07/25/2005: "The Terror in the Park"Listening to: The Shins - Chutes Too Narrow
Current mood: relieved
I have just now barely escaped a horror the likes of which has shredded the minds of stronger ones than I into delicious strips of sanity jerky. The name of this monstrosity? Ballet in the Park. Now, I like to think that I'm a relatively sophisticated and cultured chap but ballet... ballet to me is mind-numbingly dull at best and when it involves a "hoedown" routine the likes of which makes Oklahoma look like Shakespeare... ok well, like Marlowe anyway... Johnson at least... would you believe Congreves? but anyway when that happens, the only response I can summon is to jump onto my skateboard and ride screaming off into the night as quickly as possible. Luckily I preserved the strength of will not to look back. Horrible things always happen to people who look back in those types of situations.

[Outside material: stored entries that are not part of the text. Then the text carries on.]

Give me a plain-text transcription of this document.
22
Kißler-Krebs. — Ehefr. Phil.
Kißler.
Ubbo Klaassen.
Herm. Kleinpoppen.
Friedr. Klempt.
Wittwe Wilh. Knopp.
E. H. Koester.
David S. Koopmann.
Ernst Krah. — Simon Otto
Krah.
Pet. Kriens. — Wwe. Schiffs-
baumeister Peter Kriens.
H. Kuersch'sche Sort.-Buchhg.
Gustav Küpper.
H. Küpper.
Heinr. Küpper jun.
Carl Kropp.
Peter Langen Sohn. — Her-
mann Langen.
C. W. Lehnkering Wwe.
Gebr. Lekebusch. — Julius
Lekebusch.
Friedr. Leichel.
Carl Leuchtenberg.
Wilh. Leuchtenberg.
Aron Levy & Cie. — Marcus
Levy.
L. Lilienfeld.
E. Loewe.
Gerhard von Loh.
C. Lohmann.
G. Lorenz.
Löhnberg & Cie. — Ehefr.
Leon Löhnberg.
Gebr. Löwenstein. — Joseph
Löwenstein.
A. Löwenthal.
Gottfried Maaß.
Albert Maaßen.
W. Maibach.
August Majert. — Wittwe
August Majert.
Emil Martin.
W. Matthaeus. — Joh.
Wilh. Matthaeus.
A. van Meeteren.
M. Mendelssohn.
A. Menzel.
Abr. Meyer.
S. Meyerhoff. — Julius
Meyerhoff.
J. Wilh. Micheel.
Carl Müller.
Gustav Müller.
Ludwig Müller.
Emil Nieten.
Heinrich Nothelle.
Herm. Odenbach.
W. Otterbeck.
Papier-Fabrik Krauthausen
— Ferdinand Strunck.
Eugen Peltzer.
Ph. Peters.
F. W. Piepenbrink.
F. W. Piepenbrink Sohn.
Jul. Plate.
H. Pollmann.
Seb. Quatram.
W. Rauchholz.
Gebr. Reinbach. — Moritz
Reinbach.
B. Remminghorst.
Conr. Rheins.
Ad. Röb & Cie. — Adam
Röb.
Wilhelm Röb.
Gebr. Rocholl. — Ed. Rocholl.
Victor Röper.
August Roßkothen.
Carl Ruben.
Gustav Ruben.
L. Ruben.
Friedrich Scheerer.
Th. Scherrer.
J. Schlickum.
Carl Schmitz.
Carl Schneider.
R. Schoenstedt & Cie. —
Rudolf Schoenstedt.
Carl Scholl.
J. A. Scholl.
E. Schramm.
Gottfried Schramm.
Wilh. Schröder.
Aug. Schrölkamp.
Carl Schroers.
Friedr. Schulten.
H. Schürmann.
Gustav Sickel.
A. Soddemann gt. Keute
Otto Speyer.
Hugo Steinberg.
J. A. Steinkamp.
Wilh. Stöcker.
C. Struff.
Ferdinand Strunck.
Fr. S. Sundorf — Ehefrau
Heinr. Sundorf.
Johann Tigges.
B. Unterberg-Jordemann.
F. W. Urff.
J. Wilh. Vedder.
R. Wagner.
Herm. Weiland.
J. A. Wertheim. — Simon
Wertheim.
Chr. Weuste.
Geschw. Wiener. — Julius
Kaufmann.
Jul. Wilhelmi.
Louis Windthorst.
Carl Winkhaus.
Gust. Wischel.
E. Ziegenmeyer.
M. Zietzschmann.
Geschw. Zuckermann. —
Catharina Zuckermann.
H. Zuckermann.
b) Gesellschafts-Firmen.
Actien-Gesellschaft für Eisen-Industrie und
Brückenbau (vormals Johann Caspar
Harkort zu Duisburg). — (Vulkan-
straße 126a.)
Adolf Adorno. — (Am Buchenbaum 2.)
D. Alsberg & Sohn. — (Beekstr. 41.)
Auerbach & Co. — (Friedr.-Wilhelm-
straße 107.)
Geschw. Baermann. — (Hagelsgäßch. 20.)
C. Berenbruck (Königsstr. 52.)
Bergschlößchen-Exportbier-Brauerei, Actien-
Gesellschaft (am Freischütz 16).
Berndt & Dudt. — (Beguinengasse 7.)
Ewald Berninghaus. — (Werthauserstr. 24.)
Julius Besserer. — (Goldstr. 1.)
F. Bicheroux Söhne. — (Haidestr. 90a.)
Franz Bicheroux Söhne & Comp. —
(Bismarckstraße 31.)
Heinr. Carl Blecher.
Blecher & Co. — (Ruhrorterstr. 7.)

It's just a lucky that I was only there for the pre-ballet picnic with Lynnea and her mom and friends and wasn't actually planning on staying for the ballet itself. I was originally planning on being social by at least hanging out and reading, but I changed my mind at the last minute since I figured I could get more reading done at home. Really just the whole shared embarassment aspect of ballet dancers in cowboy attire dancing around to "Pop Goes the Weasel" and the like was just too much. I was just sitting there screaming internally "Get some dignity already!" Now as always, I'm being hyperbolic, but wow, that could not be less my scene. Heck, after that I don't even mind posting on the sidebar that I'm starting the 3rd Harry Potter book. I mean, reading trendy children's novels might be a bit of a vice, but it's nothing compared to dressing up like a cowboy and prancing around like an idiot in front of hundreds of people.